Solo nel gruppo dei socialisti si è visto qualche tentennamento e i protagonisti sono soprattutto gli eurodeputati italiani. Il Partito democratico infatti si è spaccato, come ampiamente previsto. Si sono astenuti undici eurodeputati dem (con i tre indipendenti Cecilia Strada, Lucia Annunziata e Marco Tarquinio), dieci i favorevoli (Stefano Bonaccini, Giorgio Gori, Irene Tinagli, Pierfrancesco Maran, Alessandra Moretti, Elisabetta Gualmini, Raffaele Topo, Giuseppe Lupo, Antonio Decaro, Pina Picierno). Da una parte, dunque, i sostenitori di Elly Schlein, in minoranza considerando che Tarquinio, Strada e Annunziata sono indipendenti, dall’altra c’è l’ala riformista, d’accordo nel ritenere il ReArm Europe un passo importante dell’Unione e che va in ogni caso sostenuto.

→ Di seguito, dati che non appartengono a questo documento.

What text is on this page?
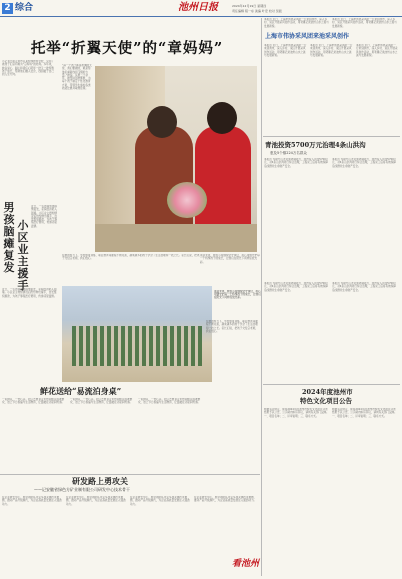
2 综合	池州日报	2024年12月19日 星期四
责任编辑 程一东 美编 叶宏 校对 吴振
小记者日前走进市区某特殊教育学校，见到了被孩子们亲切称为“章妈妈”的老师。多年来，她以爱心、耐心和责任心陪伴一批又一批特殊孩子成长，帮助他们融入社会，找到属于自己的人生方向。
托举“折翼天使”的“章妈妈”
“每一个孩子都是折翼的天使，我们要做的，就是帮他们重新找到飞翔的力量。”她说。从教二十余年，她坚持因材施教，为每个孩子制定个性化教育方案，带领学生参加各类技能比赛并取得佳绩。
男孩脑瘫复发
小区业主援手
近日，一名患病男孩病情复发，家庭经济陷入困境。小区业主得知情况后纷纷伸出援手，自发组织捐款，为孩子筹集医疗费用，传递邻里温情。
近日，一名患病男孩病情复发，家庭经济陷入困境。小区业主得知情况后纷纷伸出援手，自发组织捐款，为孩子筹集医疗费用，传递邻里温情。
在她的努力下，学校康复训练、职业教育等课程不断完善，越来越多的孩子学会了生活自理和一技之长。家长们说，把孩子交给章老师，我们放心。
谈起未来，她表示将继续坚守岗位，用心用情守护每一个特殊孩子的成长，让他们在阳光下同样绽放光彩。
谈起未来，她表示将继续坚守岗位，用心用情守护每一个特殊孩子的成长，让他们在阳光下同样绽放光彩。
鲜花送给“易流泊身桌”
一束鲜花，一份心意。社区志愿者走访慰问辖区困难群众，送上节日祝福与生活物资，让温暖在邻里间传递。
一束鲜花，一份心意。社区志愿者走访慰问辖区困难群众，送上节日祝福与生活物资，让温暖在邻里间传递。
一束鲜花，一份心意。社区志愿者走访慰问辖区困难群众，送上节日祝福与生活物资，让温暖在邻里间传递。
在她的努力下，学校康复训练、职业教育等课程不断完善，越来越多的孩子学会了生活自理和一技之长。家长们说，把孩子交给章老师，我们放心。
研发路上勇攻关
——记安徽省绿色方矿业制有限公司研发中心技术骨干
在企业研发中心，他带领团队攻克多项关键技术难题，推动产品升级换代，为企业高质量发展注入强劲动力。
在企业研发中心，他带领团队攻克多项关键技术难题，推动产品升级换代，为企业高质量发展注入强劲动力。
在企业研发中心，他带领团队攻克多项关键技术难题，推动产品升级换代，为企业高质量发展注入强劲动力。
在企业研发中心，他带领团队攻克多项关键技术难题，推动产品升级换代，为企业高质量发展注入强劲动力。
本报讯 近日，上海市伟协采风团一行来到我市，深入乡村、景区开展采风创作活动，用笔墨记录池州山水之美与发展新貌。
本报讯 近日，上海市伟协采风团一行来到我市，深入乡村、景区开展采风创作活动，用笔墨记录池州山水之美与发展新貌。
上海市伟协采风团来池采风创作
本报讯 近日，上海市伟协采风团一行来到我市，深入乡村、景区开展采风创作活动，用笔墨记录池州山水之美与发展新貌。
本报讯 近日，上海市伟协采风团一行来到我市，深入乡村、景区开展采风创作活动，用笔墨记录池州山水之美与发展新貌。
本报讯 近日，上海市伟协采风团一行来到我市，深入乡村、景区开展采风创作活动，用笔墨记录池州山水之美与发展新貌。
青池投资5700万元治理4条山洪沟
惠及5个镇224万名群众
本报讯 为提升山洪灾害防御能力，我市投入资金5700万元，对4条山洪沟进行综合治理，工程完工后将有效保障沿线群众生命财产安全。
本报讯 为提升山洪灾害防御能力，我市投入资金5700万元，对4条山洪沟进行综合治理，工程完工后将有效保障沿线群众生命财产安全。
本报讯 为提升山洪灾害防御能力，我市投入资金5700万元，对4条山洪沟进行综合治理，工程完工后将有效保障沿线群众生命财产安全。
本报讯 为提升山洪灾害防御能力，我市投入资金5700万元，对4条山洪沟进行综合治理，工程完工后将有效保障沿线群众生命财产安全。
2024年度池州市
特色文化项目公告
根据有关规定，现将2024年度池州市特色文化项目评选结果予以公告，公示期内如有异议，请向有关部门反映。一、项目名单；二、评审说明；三、联系方式。
根据有关规定，现将2024年度池州市特色文化项目评选结果予以公告，公示期内如有异议，请向有关部门反映。一、项目名单；二、评审说明；三、联系方式。
看池州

La plenaria di Strasburgo ha anche approvato un emendamento presentato dal Partito popolare europeo in cui si chiede di inserire nel testo la dicitura «l’accoglimento con favore della dichiarazione congiunta dell’Ucraina e degli Stati Uniti a seguito del loro incontro nel Regno dell’Arabia Saudita l’11 marzo 2025, compresa la ripresa dell’assistenza militare e della condivisione di intelligence da parte degli Stati Uniti, nonché una proposta per un accordo di cessate il fuoco di 30 giorni». L’emendamento «ricorda che il cessate il fuoco può costituire uno strumento efficace di sospensione delle ostilità solo se l’aggressore vi aderisce pienamente; si aspetta pertanto che la Russia lo accetti e lo segua ponendo fine a tutti gli attacchi contro la popolazione civile, le infrastrutture e il territorio ucraino». La proposta di Fratelli d’Italia di cambiare il nome al piano di riarmo è stata invece respinta.
Anche nel voto finale sulla risoluzione per il sostegno all’Ucraina il Parlamento si è espresso con una larga maggioranza, con quattrocentoquarantadue voti favorevoli, novantotto contrari e centoventisei astenuti. Da quanto si legge nella risoluzione, i deputati affermano che l’Unione europea e i suoi Stati membri sono ora i principali alleati strategici di Kyjiv e devono restare il suo maggiore donatore, in seguito all’«apparente cambio di posizione» degli Stati Uniti sulla guerra di aggressione della Russia, incluso «il fatto di aver incolpato apertamente l’Ucraina della guerra in corso». Per sostenere il diritto all’autodifesa dell’Ucraina, l’Unione e i suoi Stati membri devono aumentare in modo significativo la necessaria assistenza al Paese.
«Per scoraggiare ulteriori aggressioni da parte della Russia, il Parlamento afferma che l’Unione europea deve offrire garanzie di sicurezza solide per l’Ucraina. Il Paese deve essere in grado di rifiutare accordi affrettati che ne compromettano la sicurezza nel medio-lungo termine e lo espongano, insieme ad altri Stati europei, a nuove aggressioni russe. I deputati infatti si oppongono fermamente a qualsiasi tentativo di costringere la leadership ucraina alla resa con il solo obiettivo di agevolare un cosiddetto accordo di pace», si legge ancora nella risoluzione.